BACKGROUND: Shiga-toxin-producing Escherichia coli (STEC)-associated hemolytic-uremic syndrome (HUS) is a major cause of acute kidney injury (AKI), especially in children. Its long-term outcome with respect to endothelial damage remains largely elusive.

METHODS: This was a cross-sectional study in 26 children who had suffered from STEC-HUS in the past and achieved a complete recovery of renal function (eGFR >90 ml/min/1.73 m2 ). Skin microcirculation after local heating was assessed by laser Doppler fluximetry, carotid-femoral pulse wave velocity (PWV), carotid intima media thickness (cIMT), 24-h ambulatory blood pressure, and angiopoietin (Ang) 1 and 2 serum levels after a median follow-up period of 6.1 years. The results were compared to those of healthy controls.
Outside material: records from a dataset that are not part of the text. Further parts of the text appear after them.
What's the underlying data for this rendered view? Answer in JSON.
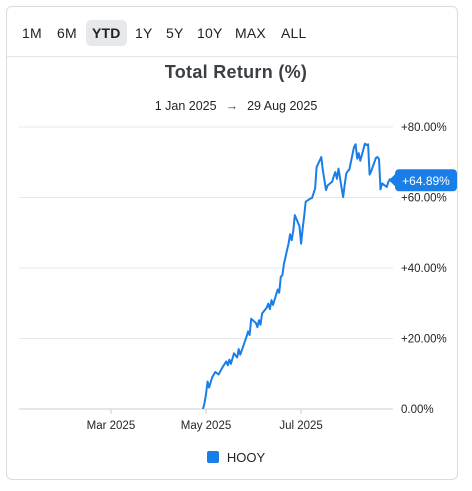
{
  "tabs": [
    {
      "label": "1M"
    },
    {
      "label": "6M"
    },
    {
      "label": "YTD"
    },
    {
      "label": "1Y"
    },
    {
      "label": "5Y"
    },
    {
      "label": "10Y"
    },
    {
      "label": "MAX"
    },
    {
      "label": "ALL"
    }
  ],
  "active_tab": "YTD",
  "colors": {
    "series": "#1a7ee8",
    "grid": "#e6e8eb",
    "badge": "#1a7ee8"
  },
  "chart_data": {
    "type": "line",
    "title": "Total Return (%)",
    "date_range": {
      "start": "1 Jan 2025",
      "arrow": "→",
      "end": "29 Aug 2025"
    },
    "xlabel": "",
    "ylabel": "",
    "xlim": [
      "2025-01-01",
      "2025-08-29"
    ],
    "ylim": [
      0,
      80
    ],
    "y_ticks": [
      {
        "value": 0,
        "label": "0.00%"
      },
      {
        "value": 20,
        "label": "+20.00%"
      },
      {
        "value": 40,
        "label": "+40.00%"
      },
      {
        "value": 60,
        "label": "+60.00%"
      },
      {
        "value": 80,
        "label": "+80.00%"
      }
    ],
    "x_ticks": [
      {
        "date": "2025-03-01",
        "label": "Mar 2025"
      },
      {
        "date": "2025-05-01",
        "label": "May 2025"
      },
      {
        "date": "2025-07-01",
        "label": "Jul 2025"
      }
    ],
    "grid": true,
    "legend_position": "bottom",
    "last_value_label": "+64.89%",
    "series": [
      {
        "name": "HOOY",
        "color": "#1a7ee8",
        "points": [
          [
            "2025-04-29",
            0
          ],
          [
            "2025-04-30",
            1.5
          ],
          [
            "2025-05-01",
            4.2
          ],
          [
            "2025-05-02",
            7.8
          ],
          [
            "2025-05-03",
            6.1
          ],
          [
            "2025-05-05",
            9.0
          ],
          [
            "2025-05-07",
            10.5
          ],
          [
            "2025-05-09",
            9.8
          ],
          [
            "2025-05-12",
            12.1
          ],
          [
            "2025-05-14",
            13.5
          ],
          [
            "2025-05-15",
            12.4
          ],
          [
            "2025-05-16",
            14.0
          ],
          [
            "2025-05-17",
            12.8
          ],
          [
            "2025-05-19",
            15.8
          ],
          [
            "2025-05-21",
            14.6
          ],
          [
            "2025-05-22",
            17.0
          ],
          [
            "2025-05-23",
            15.4
          ],
          [
            "2025-05-27",
            20.5
          ],
          [
            "2025-05-28",
            22.0
          ],
          [
            "2025-05-29",
            21.0
          ],
          [
            "2025-05-30",
            25.6
          ],
          [
            "2025-06-02",
            24.4
          ],
          [
            "2025-06-03",
            23.2
          ],
          [
            "2025-06-04",
            25.2
          ],
          [
            "2025-06-05",
            23.9
          ],
          [
            "2025-06-06",
            27.1
          ],
          [
            "2025-06-09",
            28.8
          ],
          [
            "2025-06-10",
            29.9
          ],
          [
            "2025-06-11",
            28.3
          ],
          [
            "2025-06-12",
            30.9
          ],
          [
            "2025-06-13",
            29.5
          ],
          [
            "2025-06-16",
            33.9
          ],
          [
            "2025-06-17",
            33.0
          ],
          [
            "2025-06-18",
            37.5
          ],
          [
            "2025-06-19",
            38.0
          ],
          [
            "2025-06-20",
            41.1
          ],
          [
            "2025-06-23",
            47.0
          ],
          [
            "2025-06-24",
            49.6
          ],
          [
            "2025-06-25",
            47.9
          ],
          [
            "2025-06-26",
            50.6
          ],
          [
            "2025-06-27",
            55.0
          ],
          [
            "2025-06-30",
            51.8
          ],
          [
            "2025-07-01",
            46.9
          ],
          [
            "2025-07-02",
            51.0
          ],
          [
            "2025-07-03",
            54.8
          ],
          [
            "2025-07-04",
            58.8
          ],
          [
            "2025-07-07",
            59.7
          ],
          [
            "2025-07-08",
            59.9
          ],
          [
            "2025-07-09",
            61.1
          ],
          [
            "2025-07-10",
            62.5
          ],
          [
            "2025-07-11",
            68.6
          ],
          [
            "2025-07-14",
            71.5
          ],
          [
            "2025-07-15",
            67.6
          ],
          [
            "2025-07-16",
            65.0
          ],
          [
            "2025-07-17",
            62.1
          ],
          [
            "2025-07-18",
            63.4
          ],
          [
            "2025-07-21",
            64.5
          ],
          [
            "2025-07-22",
            66.1
          ],
          [
            "2025-07-23",
            67.2
          ],
          [
            "2025-07-24",
            65.3
          ],
          [
            "2025-07-25",
            68.2
          ],
          [
            "2025-07-28",
            60.1
          ],
          [
            "2025-07-29",
            63.6
          ],
          [
            "2025-07-30",
            66.8
          ],
          [
            "2025-07-31",
            67.5
          ],
          [
            "2025-08-01",
            68.0
          ],
          [
            "2025-08-04",
            74.3
          ],
          [
            "2025-08-05",
            75.1
          ],
          [
            "2025-08-06",
            71.0
          ],
          [
            "2025-08-07",
            72.6
          ],
          [
            "2025-08-08",
            70.4
          ],
          [
            "2025-08-11",
            75.3
          ],
          [
            "2025-08-12",
            74.9
          ],
          [
            "2025-08-13",
            75.1
          ],
          [
            "2025-08-14",
            66.5
          ],
          [
            "2025-08-15",
            67.5
          ],
          [
            "2025-08-18",
            71.2
          ],
          [
            "2025-08-19",
            71.5
          ],
          [
            "2025-08-20",
            70.9
          ],
          [
            "2025-08-21",
            62.3
          ],
          [
            "2025-08-22",
            64.0
          ],
          [
            "2025-08-25",
            63.0
          ],
          [
            "2025-08-26",
            64.4
          ],
          [
            "2025-08-27",
            65.2
          ],
          [
            "2025-08-28",
            64.6
          ],
          [
            "2025-08-29",
            64.89
          ]
        ]
      }
    ]
  }
}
RESULTS: All patients were normotensive, mean eGFR was 102 (range 91-154) ml/min/1.73 m2 , and 13 of the 26 patients showed albuminuria. Endothelial dysfunction was present in 13 patients, and the mean serum Ang2/Ang1 ratio was increased compared to healthy children (each p < 0.05). In contrast, mean values for PWV and cIMT in the patients did not differ from those of the controls. Endothelial dysfunction was significantly associated with younger age at STEC-HUS manifestation, time after HUS, and presence of albuminuria.

CONCLUSION: The results of this study highlight the need for long-term follow-up of STEC-HUS patients even after complete recovery of eGFR and lack of hypertension with respect to microvascular damage.